Now I list the following tests in the order of recommended level by
James Stock:
1. Moreira (2003) conditional likelihood ratio test (CLR).
Advantages of this test:
a. Uniformly most powerful tests among valid tests.
b. Implemented in Stata as condivereg.
Disadvantages:
a. Complicated. Only developed so far for one endogenous
variable case.
2. Stock-Yogo bias method and size method.
Stock and Yogo (2005) provide critical values for both methods: one is
to control the size of bias, the other one is to control the size of a
Wald test of $\beta=\beta_0$. Bias method is more frequently used.
In the case of multiple endogenous variables, the Cragg-Donald
statistics is used to compare with the critical values. It is
implemented in Stata as part of the *ivreg2* command, but it's
only available for the situation there are at least two excluded
variables (meaning the number of instruments minus the number of
endogenous variables).
2. Anderson-Rubin confidence intervals.
In the model of
$$
\bf y=X\beta+u, \quad {\rm E} (u u')=\sigma_u^2 I,
$$
$$
\bf X=Z\Pi+v, \quad {\rm E} (v v')=\sigma_v^2 I,
$$
The null hypothesis $H_0: \beta=\beta_0$. Anderson-Rubin statistic
is the F statistic in the regression of $y-X \beta_0$ on $Z$, the F
test on $\Pi$ being zero:
$$
AR(\beta_0)= \frac{(y-X\beta_0)' P_Z (y-X\beta_0)/k}{(y-X\beta_0)' M_Z
(y-X\beta_0)/(N-k)}
$$
The idea of AR confidence interval is to construct an interval for all
possible values of $\beta$ to fail to reject $\Pi=0$.
3. First-stage F test.
The rule of thumb for first-stage F test is $F>10$ for a single
instrument case, the more instruments, the higher it gets.
4. Kleibergen's LM test.
This test is dominated by the CLR test, thus no longer the optimal
test to use.
5. First-stage $R^2$, or partial $R^2$, etc., are not recommended.
## When is endogeneity a problem and what can we say from an IV regression
Let's consider a model of housing price on no. of rooms
and square footage.
$$ P = \alpha R + \beta F + \epsilon $$
Should square footage really be there? We are not interested in,
given square footage, how much money we need to pay for an additional
room. We are generally interested in how much money we need to pay
for an additional footage. However, if we do not include footage,
then we "sort of" have endogeneity problem due to omitted variable.
Another example would be education's impact on wage. Say IQ is an
omitted variable. Do we want to say something about education's
impact on wage controlling on IQ, or not?
So it depends on what questions to ask. If I am a builder and ask
what an extra bedroom on the already built house would bring to me, I
need to control for footage. If I am generally asking what an extra
bedroom would cost, then I am implying what that bedroom and
associated footage would cost me.

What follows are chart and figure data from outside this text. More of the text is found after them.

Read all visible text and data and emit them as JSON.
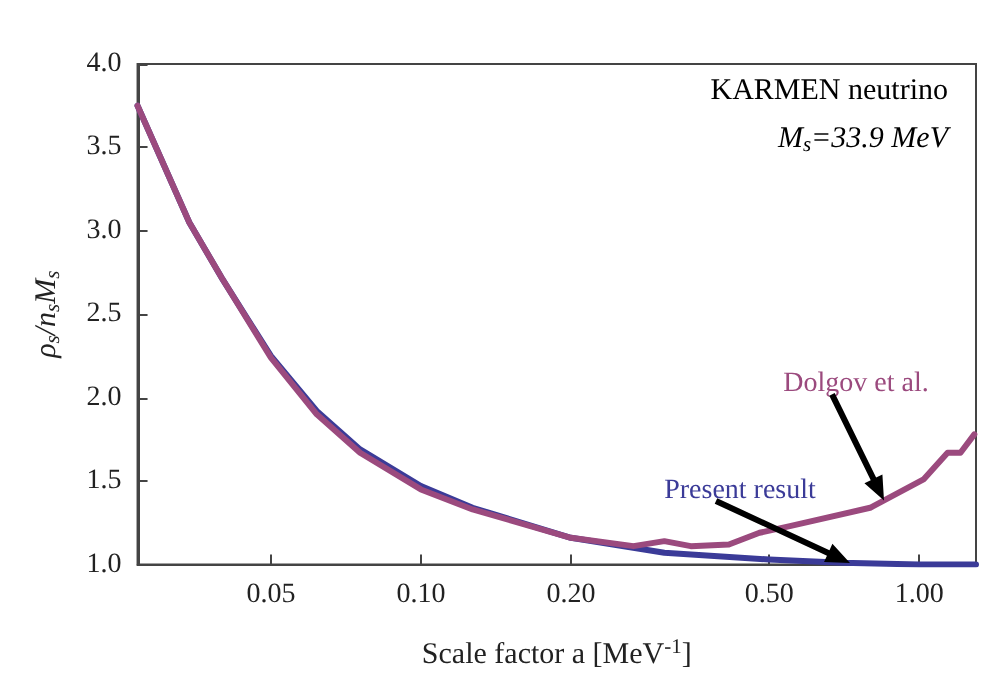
{
  "chart_data": {
    "type": "line",
    "xlabel": "Scale factor a [MeV$^{-1}$]",
    "ylabel": "ρ$_{s}$/n$_{s}$M$_{s}$",
    "log": "x",
    "grid": false,
    "marker": "none",
    "line_style": "solid",
    "xlim": [
      0.027,
      1.3
    ],
    "xticks": [
      {
        "value": 0.05,
        "label": "0.05"
      },
      {
        "value": 0.1,
        "label": "0.10"
      },
      {
        "value": 0.2,
        "label": "0.20"
      },
      {
        "value": 0.5,
        "label": "0.50"
      },
      {
        "value": 1,
        "label": "1.00"
      }
    ],
    "ylim": [
      1,
      4
    ],
    "yticks": [
      {
        "value": 1,
        "label": "1.0"
      },
      {
        "value": 1.5,
        "label": "1.5"
      },
      {
        "value": 2,
        "label": "2.0"
      },
      {
        "value": 2.5,
        "label": "2.5"
      },
      {
        "value": 3,
        "label": "3.0"
      },
      {
        "value": 3.5,
        "label": "3.5"
      },
      {
        "value": 4,
        "label": "4.0"
      }
    ],
    "series": [
      {
        "name": "Present result",
        "color": "#3b3b98",
        "x": [
          0.027,
          0.0343,
          0.0398,
          0.05,
          0.0618,
          0.0755,
          0.1,
          0.127,
          0.2,
          0.308,
          0.5,
          0.7,
          1.0,
          1.3
        ],
        "values": [
          3.75,
          3.05,
          2.72,
          2.25,
          1.92,
          1.69,
          1.47,
          1.34,
          1.16,
          1.07,
          1.03,
          1.01,
          1.0,
          1.0
        ]
      },
      {
        "name": "Dolgov et al.",
        "color": "#9b4a7e",
        "x": [
          0.027,
          0.0343,
          0.0398,
          0.05,
          0.0618,
          0.0755,
          0.1,
          0.127,
          0.2,
          0.267,
          0.308,
          0.348,
          0.415,
          0.478,
          0.55,
          0.797,
          1.02,
          1.14,
          1.21,
          1.29
        ],
        "values": [
          3.75,
          3.05,
          2.72,
          2.24,
          1.9,
          1.67,
          1.45,
          1.33,
          1.16,
          1.11,
          1.14,
          1.11,
          1.12,
          1.19,
          1.23,
          1.34,
          1.51,
          1.67,
          1.67,
          1.78
        ]
      }
    ],
    "annotations": [
      "KARMEN neutrino",
      "M$_{s}$=33.9 MeV"
    ]
  }
}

In that case, without controlling
for footage is not a problem, since the question is: what an
additional bedroom (AND the associated average square footage) would
cost me.
In the wage and education example, if I am asking: what's the effect
of education on wage? I implicitly ask what would be my pay raise if
I go to college (given IQ, of course), for example. Then we are
concerned that this model of
$$ wage= \alpha edu + \epsilon $$
will generate biased estimate of $\alpha$, because we are not
controlling for IQ. But if I am an employer and interested in hiring
a person, what would I have to pay extra to hire a college graduate
vs. a high school graduate? Then I don't have to include that IQ
variable, because implicitly I am asking: what extra I need to pay for
that college graduate who comes with a higher IQ, and everything else
that is associated with higher education.
In addition, what an IV regression really gives us is part of the causal
inference of $X$ (suspected to be endogenous) on $y$, namely the part
induced by $Z$. For example, we are interested in the relationship
between college education and wage. If we use distance to college as
an instrument, then our inference is the effect of college education
from those who decide to go because of proximity of the college.